Cathy Bradley, PhD, dean and professor at the Colorado School of Public Health, and Deputy Director of the University of Colorado Cancer Center; and Lindsay M. Sabik, PhD, associate professor and Vice Chair for Research in Health Policy Management at the University of Pittsburgh School of Public Health and a member of the UPMC Hillman Cancer Center, both spoke with CancerNetwork® about their research and why they chose to focus on public health.
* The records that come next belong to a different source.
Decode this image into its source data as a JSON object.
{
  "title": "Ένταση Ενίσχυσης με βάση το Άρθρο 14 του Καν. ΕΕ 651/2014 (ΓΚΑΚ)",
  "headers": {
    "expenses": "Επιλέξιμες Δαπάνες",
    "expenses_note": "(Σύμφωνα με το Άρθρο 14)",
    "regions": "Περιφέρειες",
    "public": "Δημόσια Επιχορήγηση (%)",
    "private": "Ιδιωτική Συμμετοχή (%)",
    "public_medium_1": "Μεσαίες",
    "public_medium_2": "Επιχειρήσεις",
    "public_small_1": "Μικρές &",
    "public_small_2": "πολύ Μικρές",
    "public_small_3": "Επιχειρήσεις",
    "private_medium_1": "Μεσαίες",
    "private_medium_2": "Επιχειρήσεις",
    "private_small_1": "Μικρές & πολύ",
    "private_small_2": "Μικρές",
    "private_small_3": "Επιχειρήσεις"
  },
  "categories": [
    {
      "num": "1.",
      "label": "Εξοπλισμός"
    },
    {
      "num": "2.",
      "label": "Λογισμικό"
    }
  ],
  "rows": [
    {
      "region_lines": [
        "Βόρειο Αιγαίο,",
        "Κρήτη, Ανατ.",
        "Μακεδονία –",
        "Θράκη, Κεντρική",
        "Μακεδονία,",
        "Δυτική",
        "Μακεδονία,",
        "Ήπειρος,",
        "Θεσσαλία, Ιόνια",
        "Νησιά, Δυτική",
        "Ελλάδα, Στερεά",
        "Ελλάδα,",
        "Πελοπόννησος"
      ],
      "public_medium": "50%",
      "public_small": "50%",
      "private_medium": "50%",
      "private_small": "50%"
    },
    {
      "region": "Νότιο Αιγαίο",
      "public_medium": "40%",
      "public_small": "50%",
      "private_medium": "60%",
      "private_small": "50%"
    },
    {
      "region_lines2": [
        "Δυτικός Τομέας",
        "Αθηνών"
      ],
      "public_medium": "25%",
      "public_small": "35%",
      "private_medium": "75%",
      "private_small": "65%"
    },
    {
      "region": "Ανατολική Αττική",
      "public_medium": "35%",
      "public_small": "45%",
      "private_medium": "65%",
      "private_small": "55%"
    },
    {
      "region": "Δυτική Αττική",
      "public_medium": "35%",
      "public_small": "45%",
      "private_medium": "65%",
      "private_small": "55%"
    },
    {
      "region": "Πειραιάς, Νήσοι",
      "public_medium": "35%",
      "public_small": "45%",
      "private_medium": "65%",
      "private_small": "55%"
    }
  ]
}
As part of this Breaking Barriers: Women in Oncology segment, Bradley and Sabik highlighted how their careers have also centered around health equity, the cost-effectiveness of cancer care, and the reasoning behind patients continuing to work following their diagnoses. Specifically, Sabik found public health interesting because it addresses how legislation such as the Affordable Care Act can influence treatment access across an entire population.



I’m interested, broadly, in populations and access, and a lot of that is focused on how state and federal policies impact the care that people receive, including how they access insurance and what the implications are. I was starting my career around the time that the Affordable Care Act was first passed and started to be implemented. Having the chance to study how precursors to the Affordable Care Act, including a number of state reforms, impacted cancer care access, and then thinking about the Affordable Care Act implementation in work that Cathy and I did together, we were among the first to look at insurance expansion through Medicaid and how they increased cancer screening that led to earlier stage at diagnosis and improved access to care. That’s been an important part of my career and the work that I’ve been able to do.


Similarly, this work on Medicaid and being able to [study] the Affordable Care Act [has highlighted the] difference [these policies have] made in changing cancer outcomes for certain populations. Another aspect of my research has been on labor market outcomes of how people respond when they’re diagnosed with cancer, employed, and get their insurance through their employer, and how they make these trade-offs about continuing to work or not. [We are] seeing that some people will forego chemotherapy and treatment to not jeopardize their jobs, and [we are studying] the role that health insurance plays in those decisions.